Software Life-cycle. Part 1 – From Engineering to Craftsmanship

I graduated just after the Structured Programming War was won. I was probably the first generation to be taught to program by someone who actually knew how; to be warned of the real and present danger of the GOTO statement and to be exposed first to a language that didn’t need it. I didn’t need to fall back to assembler when the going got tough or to be able to read hex dumps or deal with physical memory constraints. I entered the computing profession just as people were starting to re-brand their programmers as ‘software engineers’ and academics were talking of ‘formal methods’ then ‘iterative development’ and ‘prototyping’ as we lost faith and retreated, as the techniques borrowed from other engineering disciplines continued to disappoint when applied to software.

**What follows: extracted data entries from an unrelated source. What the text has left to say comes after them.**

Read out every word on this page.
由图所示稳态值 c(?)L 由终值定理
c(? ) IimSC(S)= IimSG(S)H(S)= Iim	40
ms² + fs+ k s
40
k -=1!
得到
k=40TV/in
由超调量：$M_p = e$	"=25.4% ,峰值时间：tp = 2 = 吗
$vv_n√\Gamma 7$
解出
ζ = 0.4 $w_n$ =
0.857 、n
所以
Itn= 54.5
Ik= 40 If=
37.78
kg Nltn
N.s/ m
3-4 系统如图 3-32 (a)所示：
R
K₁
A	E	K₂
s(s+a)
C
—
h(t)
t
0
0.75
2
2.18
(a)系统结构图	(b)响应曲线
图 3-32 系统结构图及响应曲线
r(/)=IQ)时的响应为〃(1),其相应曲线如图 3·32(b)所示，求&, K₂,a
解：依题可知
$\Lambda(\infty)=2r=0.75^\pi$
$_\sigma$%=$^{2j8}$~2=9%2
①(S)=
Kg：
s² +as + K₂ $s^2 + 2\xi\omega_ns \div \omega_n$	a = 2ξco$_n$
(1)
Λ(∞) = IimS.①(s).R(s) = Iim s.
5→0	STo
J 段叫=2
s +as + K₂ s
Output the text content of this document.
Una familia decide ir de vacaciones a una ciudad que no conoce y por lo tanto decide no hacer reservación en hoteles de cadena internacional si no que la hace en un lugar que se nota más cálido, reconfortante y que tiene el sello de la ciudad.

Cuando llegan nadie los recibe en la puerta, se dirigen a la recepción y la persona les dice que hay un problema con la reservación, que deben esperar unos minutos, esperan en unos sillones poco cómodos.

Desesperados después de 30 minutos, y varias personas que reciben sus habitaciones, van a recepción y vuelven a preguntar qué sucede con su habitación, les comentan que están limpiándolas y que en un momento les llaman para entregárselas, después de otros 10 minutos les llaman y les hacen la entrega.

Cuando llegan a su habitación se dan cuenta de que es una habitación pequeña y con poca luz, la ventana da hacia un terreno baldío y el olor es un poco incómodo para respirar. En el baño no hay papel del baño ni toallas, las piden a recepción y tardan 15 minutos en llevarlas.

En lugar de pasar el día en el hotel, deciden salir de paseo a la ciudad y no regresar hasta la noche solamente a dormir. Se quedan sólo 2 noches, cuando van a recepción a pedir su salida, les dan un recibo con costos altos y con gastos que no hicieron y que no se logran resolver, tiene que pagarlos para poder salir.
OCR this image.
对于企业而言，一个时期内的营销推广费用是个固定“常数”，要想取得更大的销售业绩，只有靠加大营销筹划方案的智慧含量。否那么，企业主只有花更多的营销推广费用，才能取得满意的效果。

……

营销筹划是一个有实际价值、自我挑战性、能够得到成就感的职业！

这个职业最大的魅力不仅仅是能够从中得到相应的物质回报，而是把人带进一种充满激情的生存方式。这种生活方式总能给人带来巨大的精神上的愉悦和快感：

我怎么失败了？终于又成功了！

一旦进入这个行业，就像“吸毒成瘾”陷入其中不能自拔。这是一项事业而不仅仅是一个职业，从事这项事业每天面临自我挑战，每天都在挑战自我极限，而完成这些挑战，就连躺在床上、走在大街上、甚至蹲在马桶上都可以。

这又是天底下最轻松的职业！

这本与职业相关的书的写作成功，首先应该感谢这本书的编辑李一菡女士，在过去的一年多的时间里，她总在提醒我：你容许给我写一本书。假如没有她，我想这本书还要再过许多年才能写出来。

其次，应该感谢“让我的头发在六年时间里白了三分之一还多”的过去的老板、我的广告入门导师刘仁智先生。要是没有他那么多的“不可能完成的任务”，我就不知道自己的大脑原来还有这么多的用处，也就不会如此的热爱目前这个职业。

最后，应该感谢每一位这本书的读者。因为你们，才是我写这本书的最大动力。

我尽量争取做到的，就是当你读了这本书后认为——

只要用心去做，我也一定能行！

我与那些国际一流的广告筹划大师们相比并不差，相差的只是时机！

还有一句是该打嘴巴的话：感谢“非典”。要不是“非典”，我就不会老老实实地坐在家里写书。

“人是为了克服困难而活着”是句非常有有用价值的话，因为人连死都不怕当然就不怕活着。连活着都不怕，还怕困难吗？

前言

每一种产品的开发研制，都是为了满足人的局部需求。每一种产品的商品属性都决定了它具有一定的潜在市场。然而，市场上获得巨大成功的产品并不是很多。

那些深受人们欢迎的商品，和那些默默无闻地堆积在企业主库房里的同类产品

After some years away from software development, I returned to find ‘Agile’, ‘Lean’ and ‘Software Craftsmanship’. We’d surrendered to the chaos, accepted that we weren’t designers of great engineering works but software whittlers. I was pleased that we’d dropped the pretence that we knew what we were doing but disappointed that we’d been reduced to hand-weaving our systems like hipsters.

There had been another good change too: The Object Model. The thrust of software engineering had often been decomposition but our model had been the parts breakdown structure, the skeletal parts of a dead system. Objects allowed us to model running systems, the process network at the heart of computation. I’ve recently seen a claim that the Unix command line interface with its pipes and redirection was the first object system. Unix begat GNU and Free software and Linux and close to zero costs for the ‘means of production’ of software. I don’t believe that Agile or Lean start-ups could have happened in a world without objects, the Internet or Free software. Do you know how much work it takes to order software on a tape from the US by post? I do.

So here we are, in our loft rooms, on a hand crafted loom made of driftwood and sweat, iterating towards a vague idea emerging out of someone’s misty musings and watching our salary eroded towards the cost of production. Is this why I studied Computer Science for 3 years? Who turned my profession into a hobby activity?